Theory behind#

The program is based on the theory developed by S. Adams and co-authors (see references)

The main concept is simple but for illustrative purpose the theory is explained on a toy example. Given an ionic structure with known formal charges of each atom. Say, it is a Na-containing compound and the question is what is the Na ion migration barriers in this structure.

theory.png

Figure 1. Single point BVSE calculation

Let’s:

  1. Remove all Na ions from the structure

  2. Put Na ion (test ion) in some point (x, y, z) within a unit cell of the structure (see fig. 1)

  3. Collect all nearest neighbors of this ion within a sphere of a given radius (cutoff radius)

  4. Calculate Morse-type interaction for neighbors heaving the opposite to test ion sign of formal charge

\[\begin{align} \tag{1} E_{Morse} = \sum_{i}^{anions} \frac{D_{0_i}}{2}\bigl([e^{\alpha_{i}{(R_{min_i} - R_i)}} - 1]^{2} - 1\bigl) \end{align}\]

where \(D_{0}, \alpha, R_{min}\) are tabulated constants (see references). \(R\) is distance between the test ion and its neighbor.

  1. Calculate Coulombic interaction for neighbors heaving the same sign of formal charge as test ion (eq.2)

\[\begin{align} \tag{2} E_{Coulomb} = \sum_{i}^{cations} k\frac{\frac{VV_{i}}{\sqrt{nn{_i}}}}{R_i}\ erfc(\frac{R_i}{f(r + r_i)}) \end{align}\]

where \(V, V_{i},n, n_{i} R, r, r_{i}\) are test ion oxidation state (valence), neighboring cation oxidation state, test ion principal quantum number, neighboring cation principal quantum number, distance between neighbors and their covalent radii, respectively. \({k}\) is conversion factor from inverse length to eV

  1. Sum these energies to get the bond valence site energy (BVSE) of the test ion (eq.3)

\[\begin{align} \tag{3} BVSE(x, y, z) = E_{Coulomb} + E_{Morse} \end{align}\]
  1. Construct grid coordinates with equidistant spacing (resolution) within a unit cell

  2. Repeat steps 2-6 for each grid point

We got the BVSE(x, y, z) distribution when steps #1-8 are finished (is done by Lain.bvse_distribution method)

Now, by constructing connected regions of this distribution at a given energy threshold \(E_{tr}\), i.e. detecting a connectivity within a set of (x, y, z) coordinates subject to \(BVSE(x, y, z) < E_{tr}\), and iterating over different thresholds we can find the minimum energy value at which some connected region percolates through the unit cell.

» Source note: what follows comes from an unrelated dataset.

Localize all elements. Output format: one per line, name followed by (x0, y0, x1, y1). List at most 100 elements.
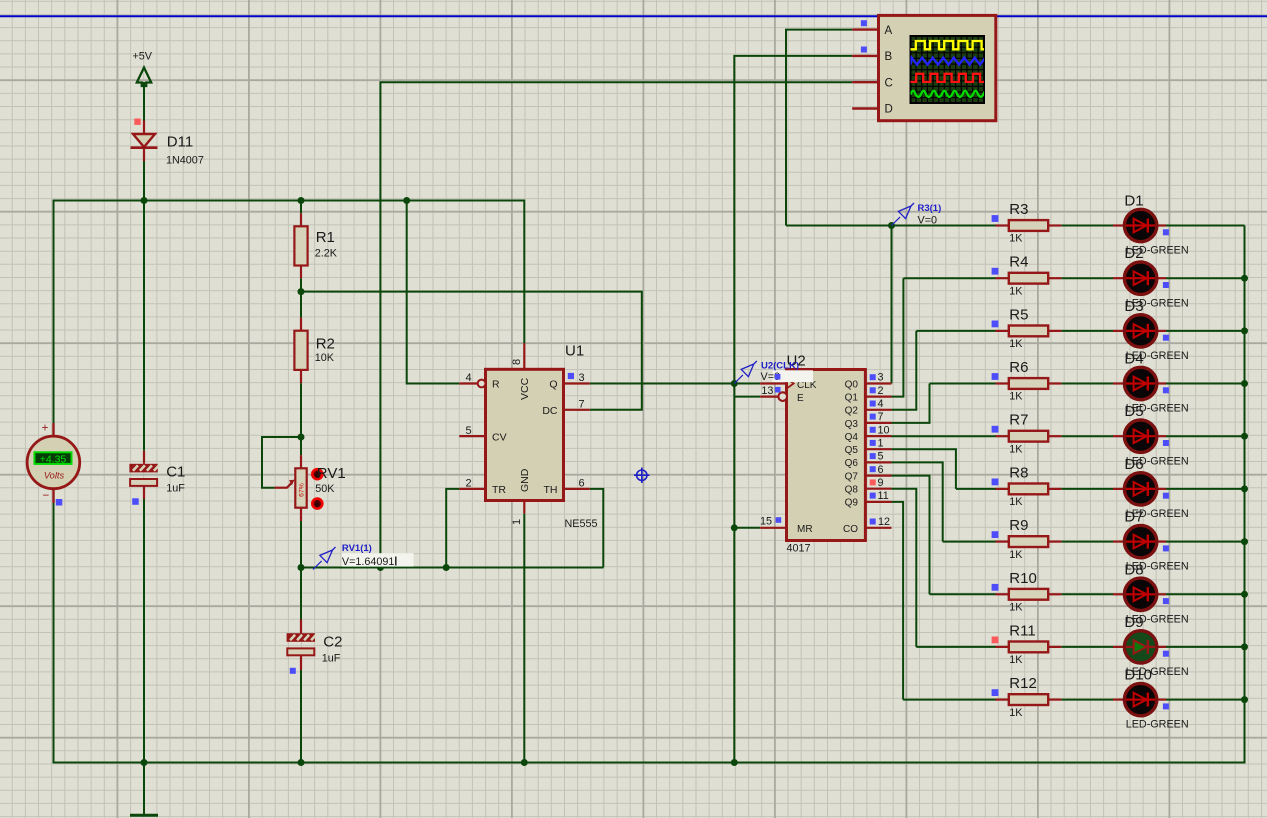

By percolation we mean that this region is infinite considering toroidal 3D topology (i. e. periodic boundary conditions). The difference between minimum energy within this region and the percolation threshold is the activation energy \(E_{a}\) (percolation energy, migration energy, migration barrier, migration activation energy).

References

  1. Adams, S. & Rao, R. P. High power lithium ion battery materials by computational design: High power Li ion battery materials by computational design. Phys. Status Solidi A 208, 1746–1753 (2011).

  2. Chen, H., Wong, L. L. & Adams, S. SoftBV – a software tool for screening the materials genome of inorganic fast ion conductors. Acta Crystallogr B Struct Sci Cryst Eng Mater 75, 18–33 (2019).

  3. He, B. et al. High-throughput screening platform for solid electrolytes combining hierarchical ion-transport prediction algorithms. Sci Data 7, 151 (2020).

  4. Sale, M. & Avdeev, M. 3DBVSMAPPER : a program for automatically generating bond-valence sum landscapes. J Appl Crystallogr 45, 1054–1056 (2012).